Senza dubbio il ritorno a scuola è sinonimo di apprendimento cognitivo, ma non solo. È noto il fondamentale contributo per lo sviluppo di competenze sociali come la fiducia in sé stessi, l’amicizia, l’empatia, la partecipazione, il rispetto, la gratitudine e la responsabilità. L’apprendimento sociale ed emotivo è cruciale per far sì che i bambini diventino membri consapevoli di una comunità basata sulla solidarietà, per tale motivo la missione di qualsiasi sistema scolastico deve comprendere anche la promozione del benessere degli studenti. Essa, auspicabilmente, potrebbe servire da leva per una cultura della salute, basata sulla conoscenza, utile non solo per il benessere dei più piccoli, ma anche per quello delle loro famiglie e della comunità in generale (Colao, Piscitelli, Pulimeno, Colazzo, Miani, Giannini, 2020).
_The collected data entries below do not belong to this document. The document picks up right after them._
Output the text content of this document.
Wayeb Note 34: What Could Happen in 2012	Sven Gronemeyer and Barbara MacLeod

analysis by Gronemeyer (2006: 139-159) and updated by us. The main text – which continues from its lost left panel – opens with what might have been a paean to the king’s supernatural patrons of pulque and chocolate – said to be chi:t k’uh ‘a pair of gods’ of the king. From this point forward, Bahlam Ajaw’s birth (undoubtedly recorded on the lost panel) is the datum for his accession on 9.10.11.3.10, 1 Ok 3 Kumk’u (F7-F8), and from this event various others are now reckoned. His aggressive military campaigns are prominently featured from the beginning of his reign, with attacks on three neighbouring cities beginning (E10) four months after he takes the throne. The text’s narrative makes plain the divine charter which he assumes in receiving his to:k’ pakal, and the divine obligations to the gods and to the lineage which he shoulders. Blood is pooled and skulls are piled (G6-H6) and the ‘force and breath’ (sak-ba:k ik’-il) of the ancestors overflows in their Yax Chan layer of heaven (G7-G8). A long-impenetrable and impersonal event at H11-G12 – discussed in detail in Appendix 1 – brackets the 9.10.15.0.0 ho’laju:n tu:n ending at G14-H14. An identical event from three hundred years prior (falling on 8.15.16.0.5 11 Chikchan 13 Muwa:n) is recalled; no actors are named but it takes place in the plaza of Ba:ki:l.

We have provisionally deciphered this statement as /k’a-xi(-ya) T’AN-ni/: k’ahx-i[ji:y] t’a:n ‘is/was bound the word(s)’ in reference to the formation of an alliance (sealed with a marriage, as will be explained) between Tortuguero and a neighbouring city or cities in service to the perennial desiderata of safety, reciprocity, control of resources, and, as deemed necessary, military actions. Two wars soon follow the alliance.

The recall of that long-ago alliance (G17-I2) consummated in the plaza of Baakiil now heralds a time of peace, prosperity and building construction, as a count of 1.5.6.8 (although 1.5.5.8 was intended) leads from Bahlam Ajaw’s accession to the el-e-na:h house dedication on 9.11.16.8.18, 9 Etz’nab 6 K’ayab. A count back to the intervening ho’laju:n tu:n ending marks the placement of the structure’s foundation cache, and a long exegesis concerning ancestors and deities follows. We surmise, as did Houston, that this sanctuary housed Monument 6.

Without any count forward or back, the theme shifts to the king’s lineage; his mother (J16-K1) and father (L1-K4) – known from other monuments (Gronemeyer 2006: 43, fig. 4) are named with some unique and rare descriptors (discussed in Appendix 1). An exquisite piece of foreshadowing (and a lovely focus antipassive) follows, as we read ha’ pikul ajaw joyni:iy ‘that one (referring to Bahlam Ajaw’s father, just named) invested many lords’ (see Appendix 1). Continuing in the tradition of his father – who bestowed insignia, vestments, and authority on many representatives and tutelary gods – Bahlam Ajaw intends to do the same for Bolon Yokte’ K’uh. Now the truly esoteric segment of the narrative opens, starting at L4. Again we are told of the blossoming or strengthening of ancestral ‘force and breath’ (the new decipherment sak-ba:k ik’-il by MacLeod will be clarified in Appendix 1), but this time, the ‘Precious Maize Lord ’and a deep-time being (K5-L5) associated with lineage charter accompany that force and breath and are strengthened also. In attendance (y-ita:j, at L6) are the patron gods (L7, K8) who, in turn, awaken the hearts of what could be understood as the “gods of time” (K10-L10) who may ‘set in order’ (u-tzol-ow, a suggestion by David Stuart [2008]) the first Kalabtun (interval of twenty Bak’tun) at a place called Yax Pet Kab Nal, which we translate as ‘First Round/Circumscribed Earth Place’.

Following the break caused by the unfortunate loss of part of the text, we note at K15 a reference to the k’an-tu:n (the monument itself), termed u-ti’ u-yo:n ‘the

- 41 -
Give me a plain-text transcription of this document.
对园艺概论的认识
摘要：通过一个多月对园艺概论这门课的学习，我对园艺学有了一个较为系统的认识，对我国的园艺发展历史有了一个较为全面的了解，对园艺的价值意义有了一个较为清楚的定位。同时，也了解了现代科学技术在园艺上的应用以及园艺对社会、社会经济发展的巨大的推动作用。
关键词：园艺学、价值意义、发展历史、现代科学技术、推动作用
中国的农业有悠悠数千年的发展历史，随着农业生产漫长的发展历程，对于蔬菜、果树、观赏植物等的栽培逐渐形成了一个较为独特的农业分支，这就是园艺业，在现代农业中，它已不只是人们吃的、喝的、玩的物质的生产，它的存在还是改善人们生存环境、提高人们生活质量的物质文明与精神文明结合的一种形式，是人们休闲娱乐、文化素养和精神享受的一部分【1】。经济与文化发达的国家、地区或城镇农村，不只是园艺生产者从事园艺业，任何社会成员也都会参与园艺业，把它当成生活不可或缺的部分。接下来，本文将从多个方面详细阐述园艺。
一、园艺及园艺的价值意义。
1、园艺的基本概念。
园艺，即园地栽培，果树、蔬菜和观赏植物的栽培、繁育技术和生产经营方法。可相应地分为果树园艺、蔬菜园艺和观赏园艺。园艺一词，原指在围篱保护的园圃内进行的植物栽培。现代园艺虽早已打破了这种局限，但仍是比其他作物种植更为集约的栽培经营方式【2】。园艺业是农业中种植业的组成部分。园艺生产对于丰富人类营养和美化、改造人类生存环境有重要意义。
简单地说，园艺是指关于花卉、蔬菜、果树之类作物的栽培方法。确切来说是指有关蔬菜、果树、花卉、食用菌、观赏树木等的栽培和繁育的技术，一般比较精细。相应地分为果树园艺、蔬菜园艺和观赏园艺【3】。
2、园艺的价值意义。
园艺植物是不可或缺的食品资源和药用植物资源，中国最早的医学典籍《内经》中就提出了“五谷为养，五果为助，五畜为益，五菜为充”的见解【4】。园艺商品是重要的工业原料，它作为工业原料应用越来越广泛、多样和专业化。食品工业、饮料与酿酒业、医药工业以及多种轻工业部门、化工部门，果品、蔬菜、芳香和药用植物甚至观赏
La crisi causata dal Covid-19 ha dato l’opportunità a molti di noi di ripensare e rivalutare gli aspetti prioritari per il futuro. Per questo speriamo che il ritorno a scuola sarà caratterizzato da insegnanti che si porranno come promotori della salute per i loro studenti, favorendo attivamente, all’interno dei programmi didattici, abitudini, comportamenti e nozioni per incoraggiare sani stili di vita e contemporaneamente diminuire le conseguenze dei comportamenti a rischio (Paakkari e Okan, 2020). Questa “alfabetizzazione” relativa alla salute, tuttavia, non deve riguardare solo aspetti connessi alla salute fisica degli alunni, ma deve poter comprendere anche quella psico-sociale, specialmente a seguito di un periodo così complesso e pieno di sfide. Sarebbe bello se la ripresa scolastica potesse avvenire tramite la promozione del benessere che favorisca la salute emotiva e la resilienza degli alunni.

In merito a ciò, Place2Be, un’organizzazione benefica inglese per la salute mentale dei bambini, ha elaborato idee edattività interessanti, al fine di aiutare e supportare insegnanti e studenti nella ripresa scolastica. Queste idee rivolte alle classi o a piccoli gruppi sono intese come risorse universali per gli alunni di ogni età e i docenti sono invitati a utilizzarle come punto di partenza per promuovere il benessere emotivo, la resilienza e la ripresa degli apprendimenti.

Quattro sono le “skills” (abilità, temi) essenziali su cui si basano idee e attività: 1. Autoefficacia, 2. Speranza, 3. Gratitudine e 4. Solidarietà (Place2Be, 2020).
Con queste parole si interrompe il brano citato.